08 Aralık 2025

Ayrılığın bittiği yer: Vuslat kapısı

Hz. Mevlânâ’nın ölümü vuslat gören derin bakışından doğan Şeb-i Arûs, yüzyıllardır ölümün değil ilahî kavuşmanın gecesi olarak yaşatılıyor. Semâdan neyin iniltisine, dervişin her adımından âyin düzenine uzanan bu kadim miras, insanın asıl vatanına dönüş özlemini hatırlatıyor.

Ölüm tatlı geliyor bana; bu yurttan göçüşüm, kuşun kafesi bırakıp uçması sanki.

Bahçeye konan kafesteki kuş, gül bahçesini, ağaçları görür.

Kafesin dışındaki kuşlar, bir hoşça hürriyet hikâyeleri söylerler.

Kafesin içindeki kuş, o yeşilliği görür de ne bir şey yiyebilir ne kalır.

Belki ayağındaki bağ çözülür diye her delikten başını çıkarır durur.

Gönlü de dışarıdadır, canı da; o kafesi, bir açıverirsen ne yapar?

                                                                                                          Hz. Mevlânâ

Şeb-i Arûs geleneği Cumhuriyetin ilk yıllarında akamete uğramasına rağmen sekiz asırdan beri devam etmektedir. Farsça gece demek olan “şeb” ile gelin mânâsına gelen “arûs” kelimelerinden oluşan tamlama, Hz. Mevlânâ’nın ahirete göçüşünü ifade eder.

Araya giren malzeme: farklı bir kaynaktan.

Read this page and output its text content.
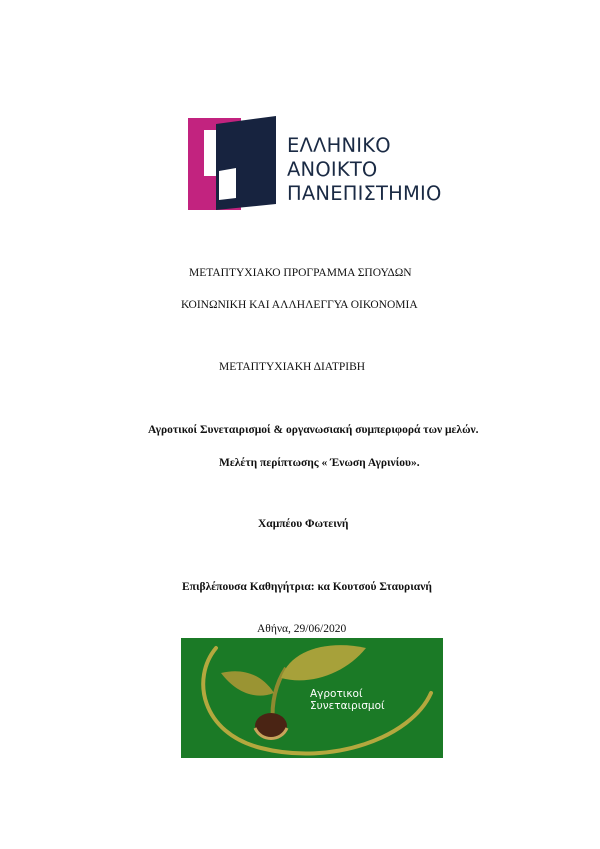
ΕΛΛΗΝΙΚΟ
ΑΝΟΙΚΤΟ
ΠΑΝΕΠΙΣΤΗΜΙΟ
ΜΕΤΑΠΤΥΧΙΑΚΟ ΠΡΟΓΡΑΜΜΑ ΣΠΟΥΔΩΝ
ΚΟΙΝΩΝΙΚΗ ΚΑΙ ΑΛΛΗΛΕΓΓΥΑ ΟΙΚΟΝΟΜΙΑ
ΜΕΤΑΠΤΥΧΙΑΚΗ ΔΙΑΤΡΙΒΗ
Αγροτικοί Συνεταιρισμοί & οργανωσιακή συμπεριφορά των μελών.
Μελέτη περίπτωσης « Ένωση Αγρινίου».
Χαμπέου Φωτεινή
Επιβλέπουσα Καθηγήτρια: κα Κουτσού Σταυριανή
Αθήνα, 29/06/2020
Αγροτικοί
Συνεταιρισμοί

Mevlevî tarikatının pîri Hz. Mevlânâ çok ateşli bir hastalıktan yatmakta iken, Azrail’e (as) “piştera piştera” (beri gel, biraz daha beri gel) diye seslenmekteydi. Çünkü ölüm bir yok oluş değil, sevgiliye kavuşmaktı onun için. 17 Aralık 1273’te âlem-i cemâle göçtüğünde babası Sultanü’l-Ulema ve dünürü Selahaddin-i Zerkubî’nin bulunduğu yere defnedildi.

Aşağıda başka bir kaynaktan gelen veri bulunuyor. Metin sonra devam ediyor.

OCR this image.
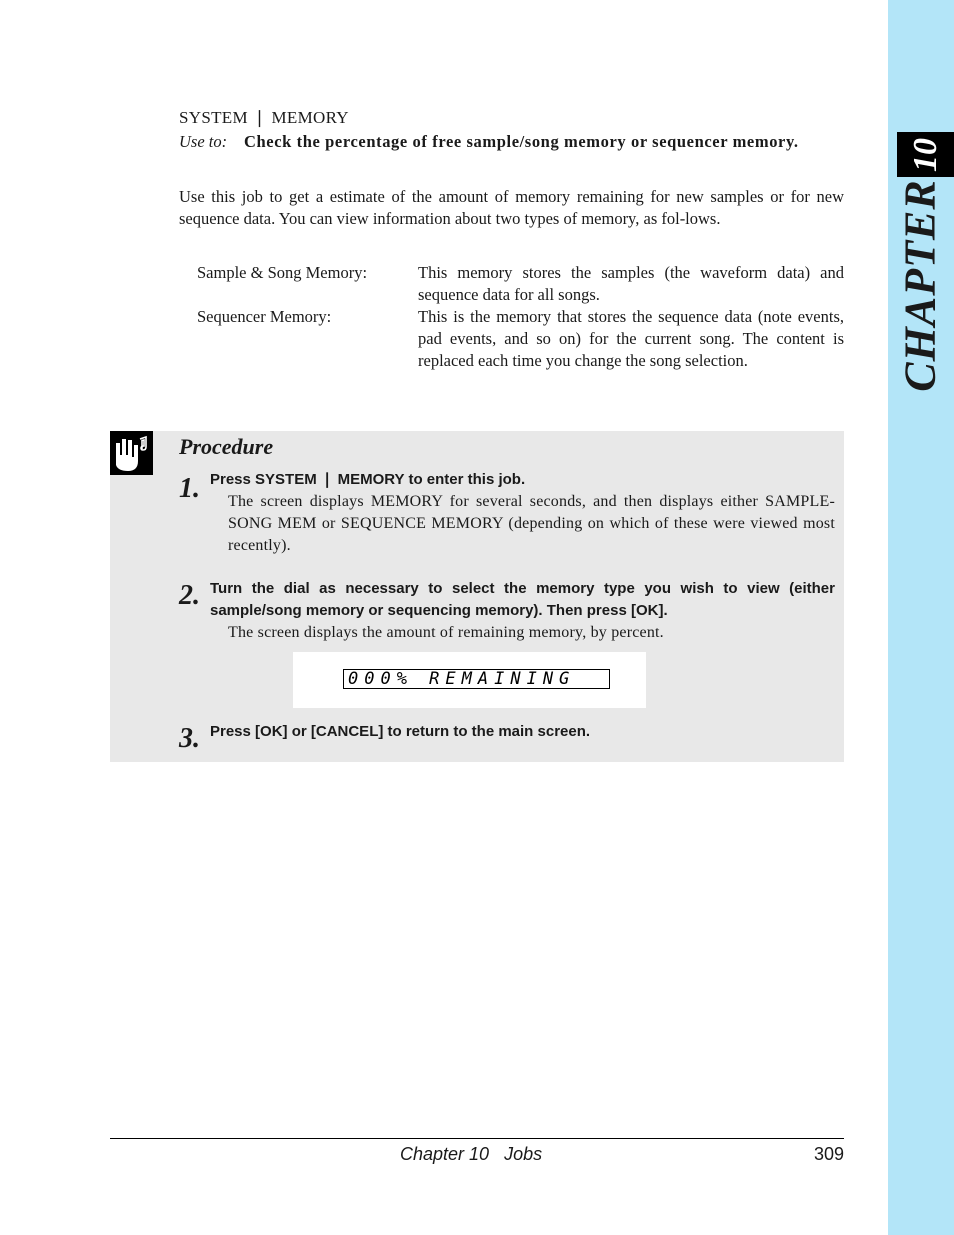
10
CHAPTER
SYSTEM ❘ MEMORY
Use to: Check the percentage of free sample/song memory or sequencer memory.
Use this job to get a estimate of the amount of memory remaining for new samples or for new sequence data. You can view information about two types of memory, as fol-lows.
Sample & Song Memory:	This memory stores the samples (the waveform data) and sequence data for all songs.
Sequencer Memory:	This is the memory that stores the sequence data (note events, pad events, and so on) for the current song. The content is replaced each time you change the song selection.
Procedure
1. Press SYSTEM ❘ MEMORY to enter this job.
The screen displays MEMORY for several seconds, and then displays either SAMPLE-SONG MEM or SEQUENCE MEMORY (depending on which of these were viewed most recently).
2. Turn the dial as necessary to select the memory type you wish to view (either sample/song memory or sequencing memory). Then press [OK].
The screen displays the amount of remaining memory, by percent.
000% REMAINING
3. Press [OK] or [CANCEL] to return to the main screen.
Chapter 10   Jobs	309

Akabinde kendisinden sonra posta geçen Kerimeddin Bektemür, Çelebi Hüsameddin ve Sultan Veled zamanında bayramlarda ve cuma günleri namazdan sonra, Hz. Pîr’in kabir ziyaretleri âdet olmaya başladı. Bu ziyaretler Çelebi Hüsameddin Hazretleri zamanında muntazam bir ritüele dönüştü. Gittikçe Mesnevî okunmaya, semâ edilmeye ve ney üflenmeye başlandı.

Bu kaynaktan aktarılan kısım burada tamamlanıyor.